The agreement allows the sheriff’s office to solicit users of the popular video doorbell for video to be used as evidence in investigations.

Investigators in the sheriff’s office will now be able to reach out to users through Ring’s companion application Neighbors, where Ring owners are able to view and share video from their doorbells.

Ring says police do not have access to live video from a homeowner’s Ring doorbell, and will not be allowed unapproved access to videos. Ring says police cannot see customers’ identifying information.

Camera owners have the option to decline a request by law enforcement to share video with police, and to decline receiving future requests for video by police, Ring says.

The sheriff’s office said the partnership will aid in investigations by recording the faces and vehicles of suspects involved, the sheriff’s office said in the release.
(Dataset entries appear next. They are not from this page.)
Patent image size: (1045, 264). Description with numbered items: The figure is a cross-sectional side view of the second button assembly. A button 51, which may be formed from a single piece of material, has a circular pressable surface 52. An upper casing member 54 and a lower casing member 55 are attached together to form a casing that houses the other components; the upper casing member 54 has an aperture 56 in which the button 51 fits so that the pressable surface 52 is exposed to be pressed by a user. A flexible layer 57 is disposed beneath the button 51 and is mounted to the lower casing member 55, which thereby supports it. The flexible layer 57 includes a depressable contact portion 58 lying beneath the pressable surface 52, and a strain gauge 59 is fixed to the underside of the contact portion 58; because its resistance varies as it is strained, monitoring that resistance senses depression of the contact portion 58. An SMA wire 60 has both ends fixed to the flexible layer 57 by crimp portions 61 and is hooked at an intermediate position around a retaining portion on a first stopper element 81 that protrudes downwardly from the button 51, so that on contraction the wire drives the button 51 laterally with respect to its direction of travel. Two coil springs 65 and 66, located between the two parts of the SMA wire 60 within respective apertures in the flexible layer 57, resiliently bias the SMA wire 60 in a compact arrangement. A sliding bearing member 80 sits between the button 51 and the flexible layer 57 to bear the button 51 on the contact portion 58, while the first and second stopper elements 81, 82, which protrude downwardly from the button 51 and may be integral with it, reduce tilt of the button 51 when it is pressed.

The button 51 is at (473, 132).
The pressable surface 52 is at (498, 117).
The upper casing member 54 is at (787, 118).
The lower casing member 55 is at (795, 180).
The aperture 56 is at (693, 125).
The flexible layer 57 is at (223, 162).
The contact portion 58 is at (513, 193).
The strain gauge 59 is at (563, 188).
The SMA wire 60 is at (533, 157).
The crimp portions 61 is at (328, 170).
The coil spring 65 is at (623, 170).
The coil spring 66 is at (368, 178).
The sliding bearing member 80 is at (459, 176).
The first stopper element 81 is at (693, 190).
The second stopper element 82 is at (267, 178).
The platform on the Neighbors app will also give the sheriff’s office a space to have a “back-and-forth dialogue” with the community, the release states.

More than 400 police departments across the country have made agreements with Ring to solicit community members video. The Chicago Police Department is in the midst of finalizing a pilot program to create a similar partnership, which would make it the largest department in the county to do so.

Critics of the partnerships between Ring and police departments say the agreements are being made without extensive public debate or consent, and may open the door to intrusive surveillance.